Actress Meryl Streep, recipient of the Cecil B. DeMille Award, poses in the press room during the 74th Annual Golden Globe Awards at The Beverly Hilton Hotel on January 8, 2017 in Beverly Hills, California.
Photo by Kevin Winter via Getty Images
By Donald Brand
January 11, 2017

Empathy begins at home. Before we can understand others, we should focus on understanding ourselves—hence the Socratic dictum, “Know thyself.” Unfortunately, when it comes to self-knowledge, Meryl Streep appeared clueless at Sunday’s Golden Globe Awards ceremony. As a self-appointed representative of Hollywood, she wants to defend Hollywood from the charge that it is out of touch with the concerns of ordinary Americans, noting that Hollywood actors and actresses were “just a bunch of people from other places.” During her Lifetime Achievement Award speech, she singled out those who came from humble origins, such as Viola Davis, who “was born in a sharecropper’s cabin in South Carolina,” or Sarah Paulson, who was “raised by a single mom in Brooklyn.”

She also wanted to stress the number of stars who were born abroad and came to Hollywood to share their talents with the world. And we all know that these stars have achieved not only fame, but fortune, too. But this latter fact was notably absent from Streep’s sermon. While some, perhaps most, of the stars on Streep’s list may have come from modest backgrounds, they have come a long way. A quick survey of the Celebrity Net Worth website reveals—not surprisingly—that all of the stars she mentions are millionaires, and most of them are double-digit millionaires. Streep herself is worth $75 million, Sarah Jessica Parker is worth $90 million, and Natalie Portman comes in at $60 million.

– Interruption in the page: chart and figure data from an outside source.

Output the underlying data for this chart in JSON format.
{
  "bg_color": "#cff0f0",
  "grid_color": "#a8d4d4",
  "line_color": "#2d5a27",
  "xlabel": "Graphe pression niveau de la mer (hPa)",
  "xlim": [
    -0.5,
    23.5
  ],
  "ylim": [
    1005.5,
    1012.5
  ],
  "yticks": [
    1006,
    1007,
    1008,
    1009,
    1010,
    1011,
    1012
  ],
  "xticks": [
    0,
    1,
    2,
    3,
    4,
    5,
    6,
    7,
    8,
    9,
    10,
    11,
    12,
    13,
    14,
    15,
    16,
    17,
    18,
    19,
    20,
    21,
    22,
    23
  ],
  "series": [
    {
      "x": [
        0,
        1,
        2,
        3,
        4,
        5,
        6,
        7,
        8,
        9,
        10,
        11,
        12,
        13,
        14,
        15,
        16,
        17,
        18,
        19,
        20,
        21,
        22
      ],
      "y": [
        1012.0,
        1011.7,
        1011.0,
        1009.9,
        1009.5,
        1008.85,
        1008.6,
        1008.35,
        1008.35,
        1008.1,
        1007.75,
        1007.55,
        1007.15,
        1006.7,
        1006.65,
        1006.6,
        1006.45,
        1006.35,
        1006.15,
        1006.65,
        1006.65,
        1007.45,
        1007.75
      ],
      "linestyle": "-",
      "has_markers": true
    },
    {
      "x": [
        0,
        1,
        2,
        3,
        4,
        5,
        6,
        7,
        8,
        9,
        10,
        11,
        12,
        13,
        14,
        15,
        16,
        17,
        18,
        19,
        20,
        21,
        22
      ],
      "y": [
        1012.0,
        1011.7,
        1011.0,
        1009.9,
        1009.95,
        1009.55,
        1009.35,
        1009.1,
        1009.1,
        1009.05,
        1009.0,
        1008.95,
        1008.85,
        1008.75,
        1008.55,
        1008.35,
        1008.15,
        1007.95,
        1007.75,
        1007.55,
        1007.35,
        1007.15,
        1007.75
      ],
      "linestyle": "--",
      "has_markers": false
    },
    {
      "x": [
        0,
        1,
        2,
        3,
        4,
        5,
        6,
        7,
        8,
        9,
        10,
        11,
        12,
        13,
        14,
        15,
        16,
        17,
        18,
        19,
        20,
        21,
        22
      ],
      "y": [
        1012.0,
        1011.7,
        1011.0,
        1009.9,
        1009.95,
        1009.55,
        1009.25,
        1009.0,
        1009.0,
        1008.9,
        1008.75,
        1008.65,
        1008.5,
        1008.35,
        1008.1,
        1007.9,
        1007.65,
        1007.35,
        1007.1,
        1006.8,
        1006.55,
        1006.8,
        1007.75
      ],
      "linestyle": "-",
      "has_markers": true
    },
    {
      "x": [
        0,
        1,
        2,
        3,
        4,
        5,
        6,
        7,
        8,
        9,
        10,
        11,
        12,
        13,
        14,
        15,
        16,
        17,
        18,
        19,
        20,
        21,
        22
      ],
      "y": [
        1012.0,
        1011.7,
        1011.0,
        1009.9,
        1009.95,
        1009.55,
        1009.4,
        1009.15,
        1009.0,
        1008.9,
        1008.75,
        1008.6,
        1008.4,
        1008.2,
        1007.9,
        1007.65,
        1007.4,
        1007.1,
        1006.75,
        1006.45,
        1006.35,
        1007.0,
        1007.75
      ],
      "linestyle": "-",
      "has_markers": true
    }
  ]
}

Admittedly, there are laggards in this group, like Sarah Paulson at $4 million. But such comparative poverty is unlikely to elicit the sympathy of most Americans. Hollywood stars are a wealthy group who often pride themselves on ostentatious displays of wealth, live in the cultural bubble that is Hollywood, and support left-wing political causes. As if we needed Streep to remind us, they don’t like Donald Trump.

The actors and actresses that Streep identified are talented individuals who work hard and earn the money they have acquired. Perhaps none are more deserving than Streep, who surely earned the Lifetime Achievement Award she received that evening. Nor was Streep off the mark in identifying a capacity for empathy as the distinguishing characteristic of great actors and actresses. It is only to be regretted that the limits of Streep’s capacity for empathy were so evident in her remarks.

 

But it wasn’t just the one-sided caricature of Trump as dictator-in-the-wings that revealed the limits of her empathy. It was the condescending reference to those who watch “football and mixed martial arts, which are not the arts.” The Trump supporters who vilify Hollywood are clearly uncultured louts—xenophobes who can’t appreciate the cosmopolitan openness of Hollywood to foreigners—the basket of “deplorables” that Hillary Clinton referenced during the presidential campaign. It would require genuine empathy for the financially secure Hollywood elite to understand the economic hardship that led many working-class Americans to see Trump as their only hope.

If Streep would take the time to look at voting data, she might be forced to recognize that many of the voters who put Trump over the top in this election had voted for Barack Obama in 2008 and 2012, which does not support the theory that Trump voters are bigots if she indeed supported Obama.

Streep focused attention on Trump’s mimicry of a disabled reporter as the act of a bully. This was Trump at his worst. What she doesn’t take the time to consider is whether inciting Hollywood to declare war on the president-elect promotes the causes she supports. If Streep is right when she said “disrespect invites disrespect,” then her disrespectful treatment of Trump will only invite Trump supporters to disrespect Hollywood, undermining its capacities to expand our empathetic horizons. A renewal of the culture wars may win Streep accolades in Hollywood, but focusing on her craft and leaving the political implications to others is a more effective strategy for strengthening the forces of cosmopolitan humanitarianism.

Donald Brand is a professor of political science at the College of the Holy Cross.